Ulaş, tam adıyla Ulaşcan Espada, Aras'ın çocukluk arkadaşıdır. İkisinin ailesi uzun zamandır dosttur. Kaslıdır, 1.96 boyu ile çok uzun durur, kahverengi saçları ile çok uğraşır. Bazı takıntıları vardır. Saçını yapamadıysa o gün asla dışarıya çıkmaz, istediği kıyafeti bulamazsa yine o gün dışarıya çıkmaz, ütüsüz kıyafet giymez. Onun için düzen ve titizlik önemlidir. Aslında oldukça duygusal bir yapısı olmasına rağmen bunu dışarıya karşı göstermez ve gizlemeye çalışır. Aras ile kıyaslandığında Ulaşcan genelde daha sakin ve emekli albay gibi bir imaj verse de, bu durum sadece dışarıya karşı böyledir. Kendisini yakın hissettiği kişilere karşı çok daha eğlenceli davranır ve kasıntı hareket etmez. Şuan için Aras dahil olmak üzere sadece 12 adet erkek arkadaşına karşı bu yönünü gösterir. Günümüzde bu sayının duruma göre artıp artmama ihtimali söz konusudur. Espada ailesinin de diğer aileler gibi özel bir büyüsü vardır. Bu büyüyü uygulayan kişi gözlerini karşısındakinin gözlerine kilitleyip beyninin durmasını sağlar. Büyüye maruz kalan kişi kendisinin Serdar Ortaç'ın bir klibinde olduğunu düşünür ve Serdar Ortaç şarkıları söyleyip dans etmeye başlar. Sesi kısılana kadar şarkı söyler ve ayakları kopana kadar dans eder. Bugüne kadar sadece bir kişi bu büyüye maruz kalıp hayatta kalmıştır, Mahmut Tuncer!

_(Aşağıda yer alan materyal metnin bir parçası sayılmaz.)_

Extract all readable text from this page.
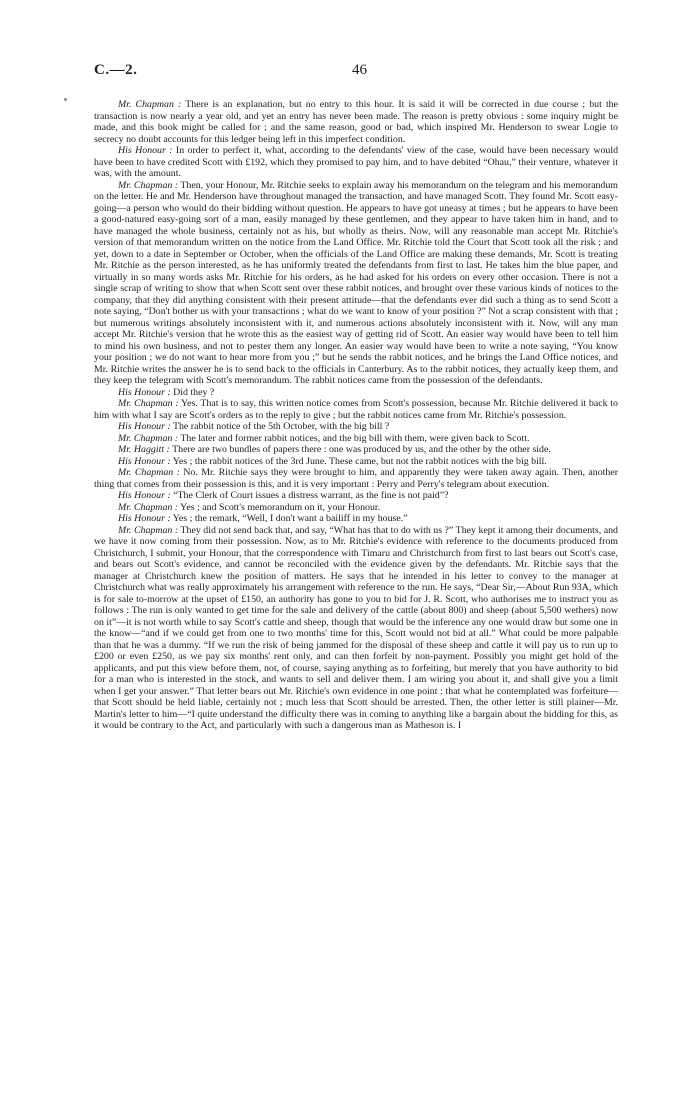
C.—2.	46

Mr. Chapman : There is an explanation, but no entry to this hour. It is said it will be corrected in due course ; but the transaction is now nearly a year old, and yet an entry has never been made. The reason is pretty obvious : some inquiry might be made, and this book might be called for ; and the same reason, good or bad, which inspired Mr. Henderson to swear Logie to secrecy no doubt accounts for this ledger being left in this imperfect condition.

His Honour : In order to perfect it, what, according to the defendants' view of the case, would have been necessary would have been to have credited Scott with £192, which they promised to pay him, and to have debited “Ohau,” their venture, whatever it was, with the amount.

Mr. Chapman : Then, your Honour, Mr. Ritchie seeks to explain away his memorandum on the telegram and his memorandum on the letter. He and Mr. Henderson have throughout managed the transaction, and have managed Scott. They found Mr. Scott easy-going—a person who would do their bidding without question. He appears to have got uneasy at times ; but he appears to have been a good-natured easy-going sort of a man, easily managed by these gentlemen, and they appear to have taken him in hand, and to have managed the whole business, certainly not as his, but wholly as theirs. Now, will any reasonable man accept Mr. Ritchie's version of that memorandum written on the notice from the Land Office. Mr. Ritchie told the Court that Scott took all the risk ; and yet, down to a date in September or October, when the officials of the Land Office are making these demands, Mr. Scott is treating Mr. Ritchie as the person interested, as he has uniformly treated the defendants from first to last. He takes him the blue paper, and virtually in so many words asks Mr. Ritchie for his orders, as he had asked for his orders on every other occasion. There is not a single scrap of writing to show that when Scott sent over these rabbit notices, and brought over these various kinds of notices to the company, that they did anything consistent with their present attitude—that the defendants ever did such a thing as to send Scott a note saying, “Don't bother us with your transactions ; what do we want to know of your position ?” Not a scrap consistent with that ; but numerous writings absolutely inconsistent with it, and numerous actions absolutely inconsistent with it. Now, will any man accept Mr. Ritchie's version that he wrote this as the easiest way of getting rid of Scott. An easier way would have been to tell him to mind his own business, and not to pester them any longer. An easier way would have been to write a note saying, “You know your position ; we do not want to hear more from you ;” but he sends the rabbit notices, and he brings the Land Office notices, and Mr. Ritchie writes the answer he is to send back to the officials in Canterbury. As to the rabbit notices, they actually keep them, and they keep the telegram with Scott's memorandum. The rabbit notices came from the possession of the defendants.

His Honour : Did they ?

Mr. Chapman : Yes. That is to say, this written notice comes from Scott's possession, because Mr. Ritchie delivered it back to him with what I say are Scott's orders as to the reply to give ; but the rabbit notices came from Mr. Ritchie's possession.

His Honour : The rabbit notice of the 5th October, with the big bill ?

Mr. Chapman : The later and former rabbit notices, and the big bill with them, were given back to Scott.

Mr. Haggitt : There are two bundles of papers there : one was produced by us, and the other by the other side.

His Honour : Yes ; the rabbit notices of the 3rd June. These came, but not the rabbit notices with the big bill.

Mr. Chapman : No. Mr. Ritchie says they were brought to him, and apparently they were taken away again. Then, another thing that comes from their possession is this, and it is very important : Perry and Perry's telegram about execution.

His Honour : “The Clerk of Court issues a distress warrant, as the fine is not paid”?

Mr. Chapman : Yes ; and Scott's memorandum on it, your Honour.

His Honour : Yes ; the remark, “Well, I don't want a bailiff in my house.”

Mr. Chapman : They did not send back that, and say, “What has that to do with us ?” They kept it among their documents, and we have it now coming from their possession. Now, as to Mr. Ritchie's evidence with reference to the documents produced from Christchurch, I submit, your Honour, that the correspondence with Timaru and Christchurch from first to last bears out Scott's case, and bears out Scott's evidence, and cannot be reconciled with the evidence given by the defendants. Mr. Ritchie says that the manager at Christchurch knew the position of matters. He says that he intended in his letter to convey to the manager at Christchurch what was really approximately his arrangement with reference to the run. He says, “Dear Sir,—About Run 93A, which is for sale to-morrow at the upset of £150, an authority has gone to you to bid for J. R. Scott, who authorises me to instruct you as follows : The run is only wanted to get time for the sale and delivery of the cattle (about 800) and sheep (about 5,500 wethers) now on it”—it is not worth while to say Scott's cattle and sheep, though that would be the inference any one would draw but some one in the know—“and if we could get from one to two months' time for this, Scott would not bid at all.” What could be more palpable than that he was a dummy. “If we run the risk of being jammed for the disposal of these sheep and cattle it will pay us to run up to £200 or even £250, as we pay six months' rent only, and can then forfeit by non-payment. Possibly you might get hold of the applicants, and put this view before them, not, of course, saying anything as to forfeiting, but merely that you have authority to bid for a man who is interested in the stock, and wants to sell and deliver them. I am wiring you about it, and shall give you a limit when I get your answer.” That letter bears out Mr. Ritchie's own evidence in one point : that what he contemplated was forfeiture—that Scott should be held liable, certainly not ; much less that Scott should be arrested. Then, the other letter is still plainer—Mr. Martin's letter to him—“I quite understand the difficulty there was in coming to anything like a bargain about the bidding for this, as it would be contrary to the Act, and particularly with such a dangerous man as Matheson is. I
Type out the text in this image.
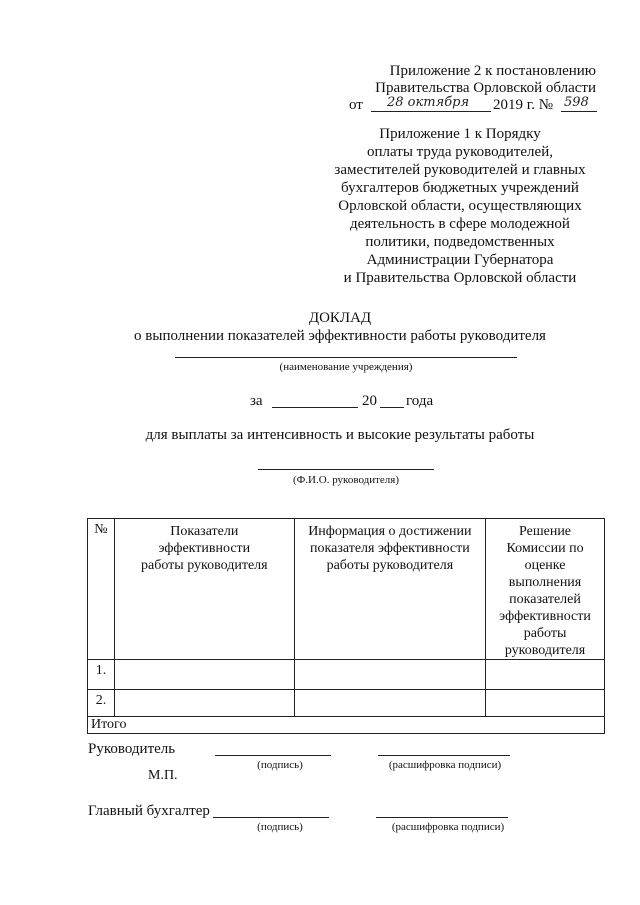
Приложение 2 к постановлению
Правительства Орловской области
от 28 октября 2019 г. № 598
Приложение 1 к Порядку
оплаты труда руководителей,
заместителей руководителей и главных
бухгалтеров бюджетных учреждений
Орловской области, осуществляющих
деятельность в сфере молодежной
политики, подведомственных
Администрации Губернатора
и Правительства Орловской области
ДОКЛАД
о выполнении показателей эффективности работы руководителя
(наименование учреждения)
за	20 года
для выплаты за интенсивность и высокие результаты работы
(Ф.И.О. руководителя)
№	Показатели эффективности работы руководителя	Информация о достижении показателя эффективности работы руководителя	Решение Комиссии по оценке выполнения показателей эффективности работы руководителя
1.			
2.			
Итого			
Руководитель
(подпись)	(расшифровка подписи)
М.П.
Главный бухгалтер
(подпись)	(расшифровка подписи)
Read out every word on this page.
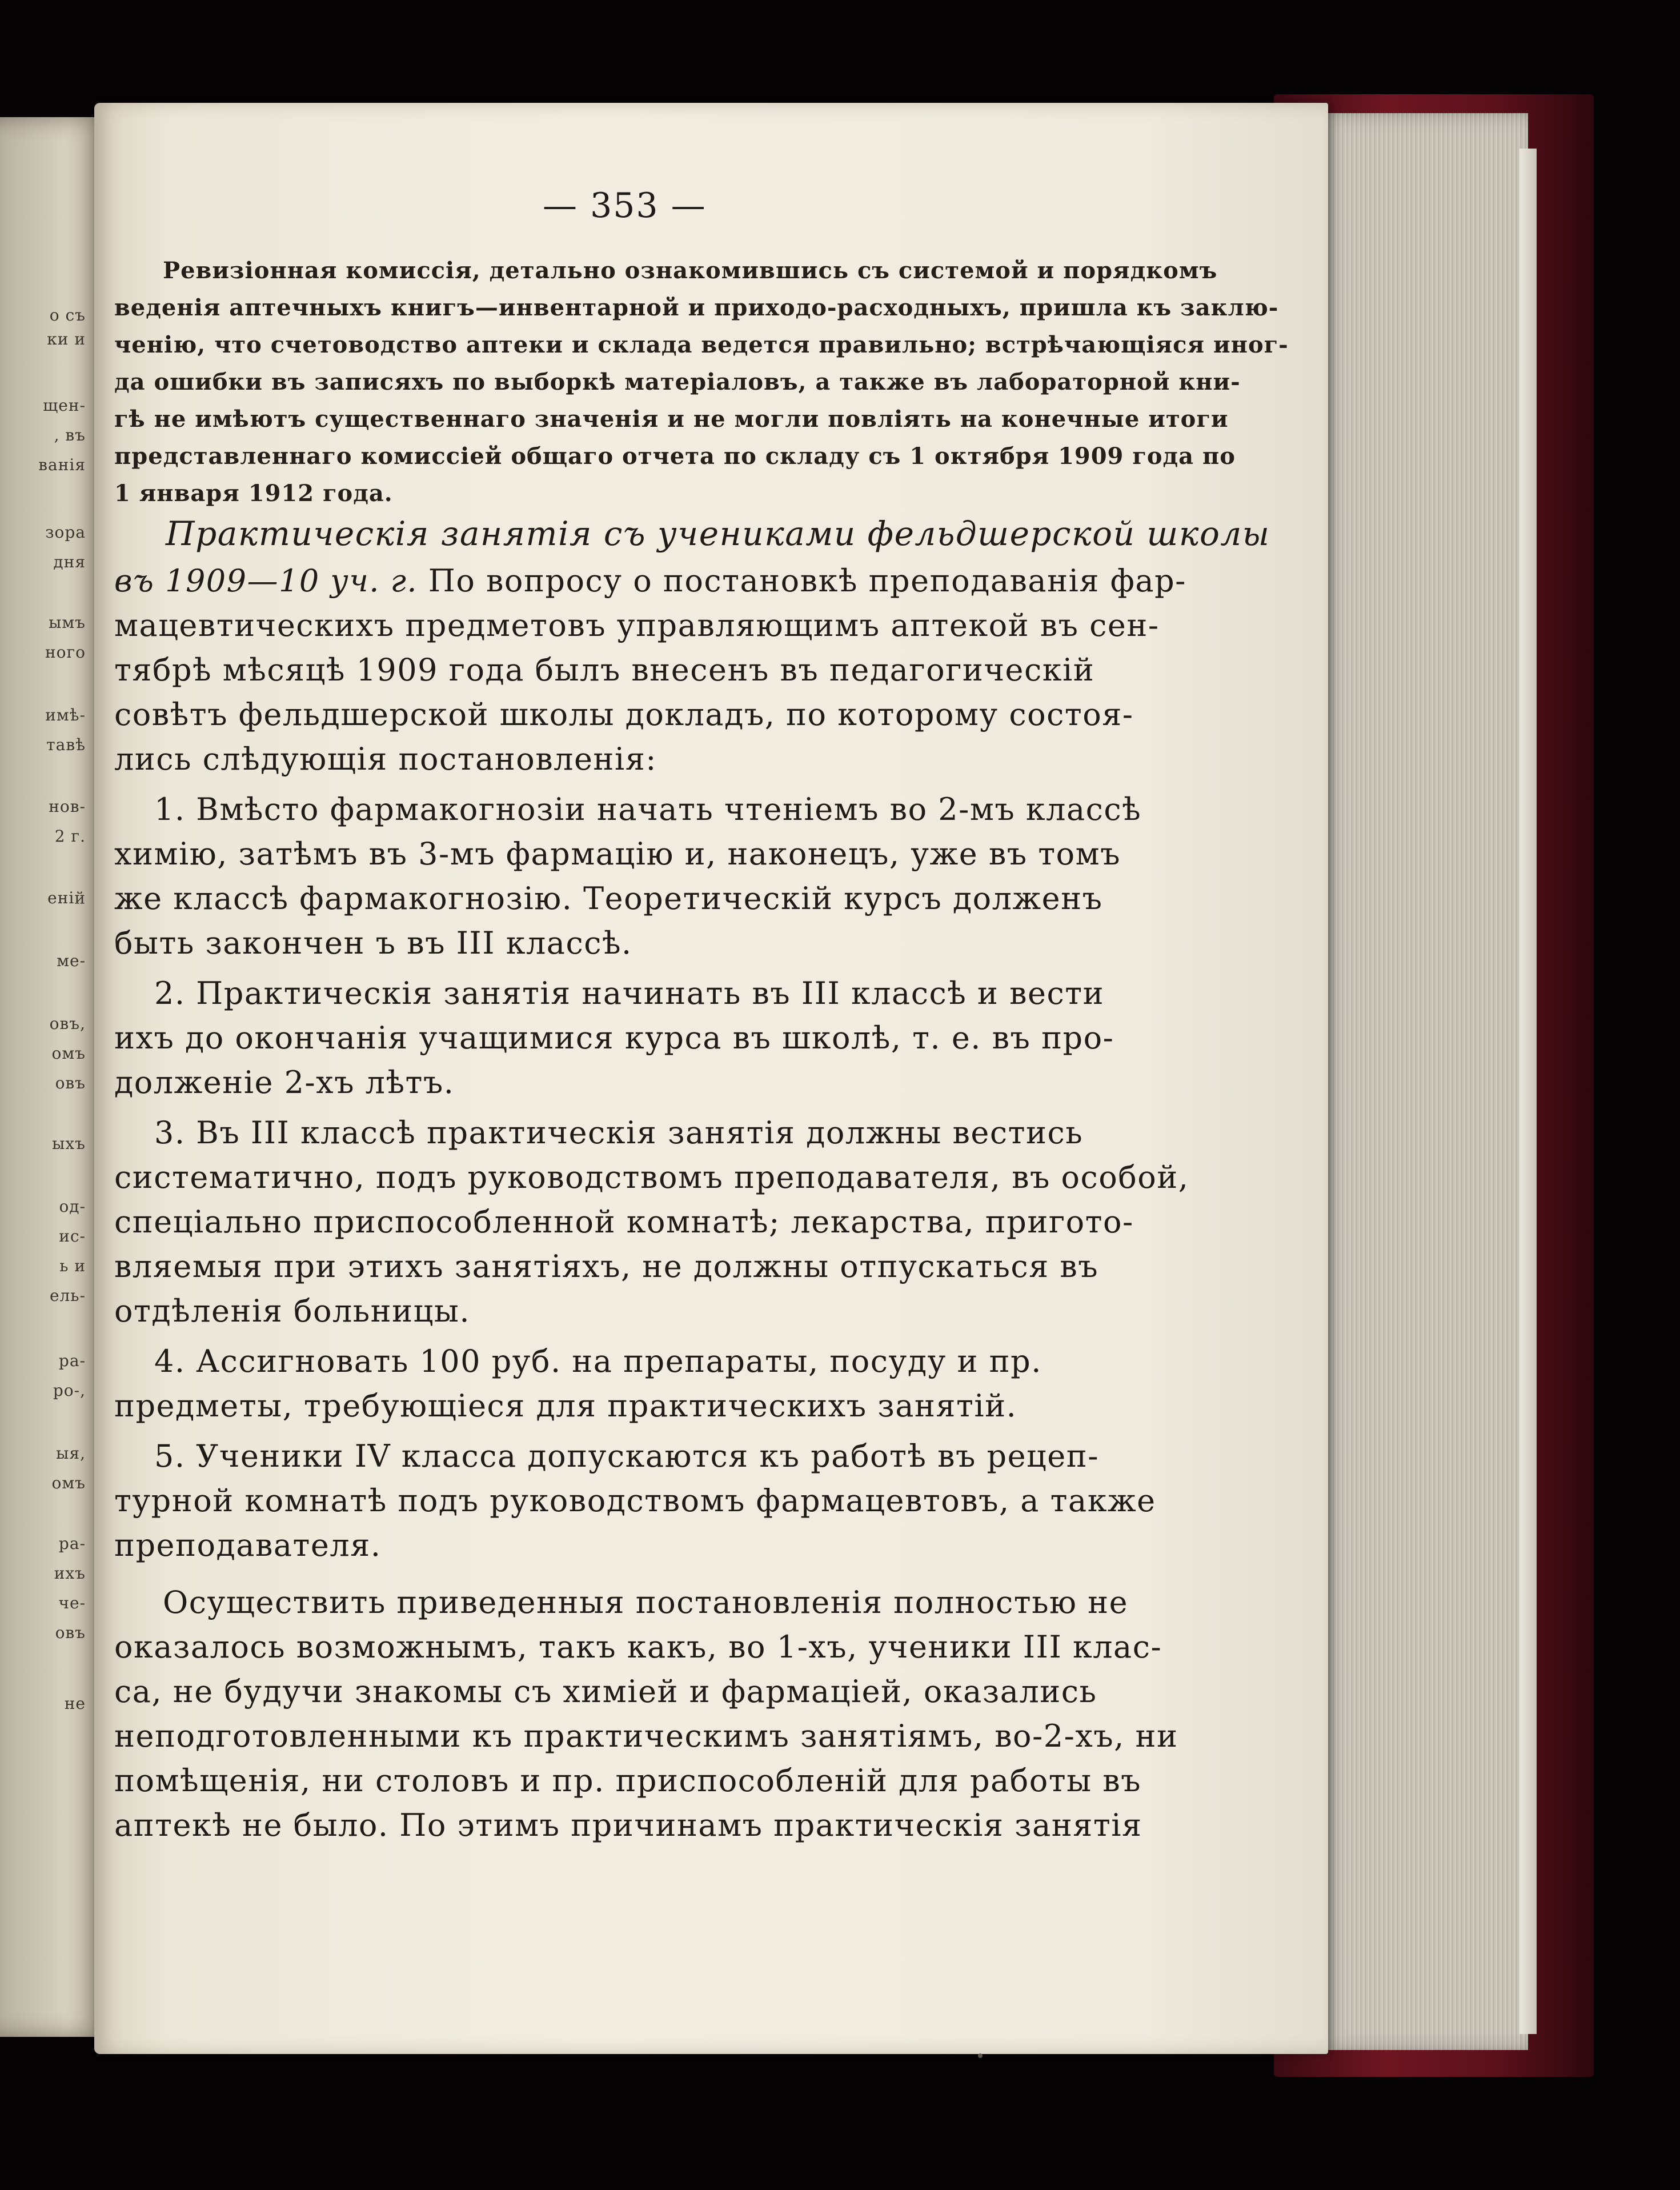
о съ
ки и
щен-
, въ
ванія
зора
дня
ымъ
ного
имѣ-
тавѣ
нов-
2 г.
еній
ме-
овъ,
омъ
овъ
ыхъ
од-
ис-
ь и
ель-
ра-
ро-,
ыя,
омъ
ра-
ихъ
че-
овъ
не

— 353 —

Ревизіонная комиссія, детально ознакомившись съ системой и порядкомъ

веденія аптечныхъ книгъ—инвентарной и приходо-расходныхъ, пришла къ заклю-

ченію, что счетоводство аптеки и склада ведется правильно; встрѣчающіяся иног-

да ошибки въ записяхъ по выборкѣ матеріаловъ, а также въ лабораторной кни-

гѣ не имѣютъ существеннаго значенія и не могли повліять на конечные итоги

представленнаго комиссіей общаго отчета по складу съ 1 октября 1909 года по

1 января 1912 года.

Практическія занятія съ учениками фельдшерской школы

въ 1909—10 уч. г. По вопросу о постановкѣ преподаванія фар-

мацевтическихъ предметовъ управляющимъ аптекой въ сен-

тябрѣ мѣсяцѣ 1909 года былъ внесенъ въ педагогическій

совѣтъ фельдшерской школы докладъ, по которому состоя-

лись слѣдующія постановленія:

1. Вмѣсто фармакогнозіи начать чтеніемъ во 2-мъ классѣ

химію, затѣмъ въ 3-мъ фармацію и, наконецъ, уже въ томъ

же классѣ фармакогнозію. Теоретическій курсъ долженъ

быть закончен ъ въ III классѣ.

2. Практическія занятія начинать въ III классѣ и вести

ихъ до окончанія учащимися курса въ школѣ, т. е. въ про-

долженіе 2-хъ лѣтъ.

3. Въ III классѣ практическія занятія должны вестись

систематично, подъ руководствомъ преподавателя, въ особой,

спеціально приспособленной комнатѣ; лекарства, пригото-

вляемыя при этихъ занятіяхъ, не должны отпускаться въ

отдѣленія больницы.

4. Ассигновать 100 руб. на препараты, посуду и пр.

предметы, требующіеся для практическихъ занятій.

5. Ученики IV класса допускаются къ работѣ въ рецеп-

турной комнатѣ подъ руководствомъ фармацевтовъ, а также

преподавателя.

Осуществить приведенныя постановленія полностью не

оказалось возможнымъ, такъ какъ, во 1-хъ, ученики III клас-

са, не будучи знакомы съ химіей и фармаціей, оказались

неподготовленными къ практическимъ занятіямъ, во-2-хъ, ни

помѣщенія, ни столовъ и пр. приспособленій для работы въ

аптекѣ не было. По этимъ причинамъ практическія занятія
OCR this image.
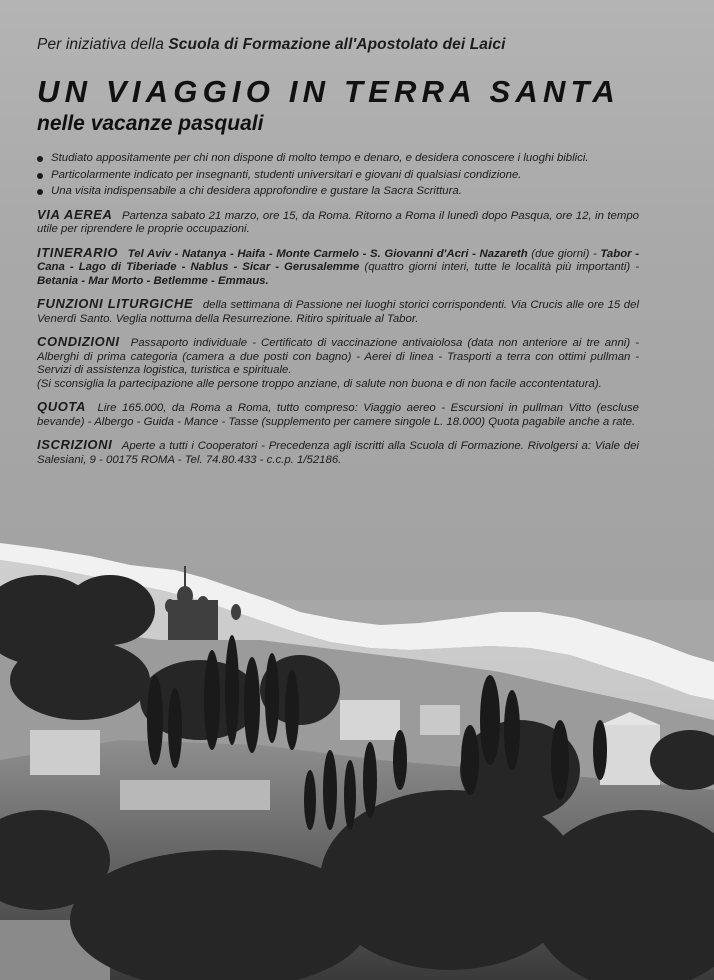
Per iniziativa della Scuola di Formazione all'Apostolato dei Laici

UN VIAGGIO IN TERRA SANTA
nelle vacanze pasquali
Studiato appositamente per chi non dispone di molto tempo e denaro, e desidera conoscere i luoghi biblici.
Particolarmente indicato per insegnanti, studenti universitari e giovani di qualsiasi condizione.
Una visita indispensabile a chi desidera approfondire e gustare la Sacra Scrittura.

VIA AEREA Partenza sabato 21 marzo, ore 15, da Roma. Ritorno a Roma il lunedì dopo Pasqua, ore 12, in tempo utile per riprendere le proprie occupazioni.

ITINERARIO Tel Aviv - Natanya - Haifa - Monte Carmelo - S. Giovanni d'Acri - Nazareth (due giorni) - Tabor - Cana - Lago di Tiberiade - Nablus - Sicar - Gerusalemme (quattro giorni interi, tutte le località più importanti) - Betania - Mar Morto - Betlemme - Emmaus.

FUNZIONI LITURGICHE della settimana di Passione nei luoghi storici corrispondenti. Via Crucis alle ore 15 del Venerdì Santo. Veglia notturna della Resurrezione. Ritiro spirituale al Tabor.

CONDIZIONI Passaporto individuale - Certificato di vaccinazione antivaiolosa (data non anteriore ai tre anni) - Alberghi di prima categoria (camera a due posti con bagno) - Aerei di linea - Trasporti a terra con ottimi pullman - Servizi di assistenza logistica, turistica e spirituale.
(Si sconsiglia la partecipazione alle persone troppo anziane, di salute non buona e di non facile accontentatura).

QUOTA Lire 165.000, da Roma a Roma, tutto compreso: Viaggio aereo - Escursioni in pullman Vitto (escluse bevande) - Albergo - Guida - Mance - Tasse (supplemento per camere singole L. 18.000) Quota pagabile anche a rate.

ISCRIZIONI Aperte a tutti i Cooperatori - Precedenza agli iscritti alla Scuola di Formazione. Rivolgersi a: Viale dei Salesiani, 9 - 00175 ROMA - Tel. 74.80.433 - c.c.p. 1/52186.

Ulaş ve Aras kantinde içeceklerini bitirdikten sonra kaslı bir şekilde sınıfa döndüler. Ulaş hasta olduğu için iki gün okula gelememişti ve sınıfa girdikten sonra dikkatini çeken ilk şeye kayıtsız kalamadı.
- "Kısa saç sana çok yakışmış"
Bu esnada Aras ve Katya birbirlerine kilitlenmişlerdi. Şıllık Kübra kenarda kıskançlıktan çatlayacak şekilde ikisini izliyordu. Aras kaslıydı.
Katya ilk defa hissettiği duygular içerisinde kendisini kaybetmişti. Zengindi.
Aras ile Katya bir süre bakıştıktan sonra kötü kötü olmuşlardı. Ateşleri çıkmıştı. Aras kaslıydı. Katya zengindi. Alara güzel ve zekiydi. Ulaş zeki ve kaslıydı.
- "Yanına oturabilir miyim?" diye sordu Aras, kaslı bir şekilde.
- "Evett tabiiii kiiiii" diye cevap verdi Katya. Zengindi.
Ders zilinin çalması ile herkes yerine oturdu ve öğretmeni beklemeye başladı.
Aras kaslıydı. Güzel kasları vardı. Kaslı düşünceler içerisindeydi. Kaslı şekilde öğretmeni bekliyordu.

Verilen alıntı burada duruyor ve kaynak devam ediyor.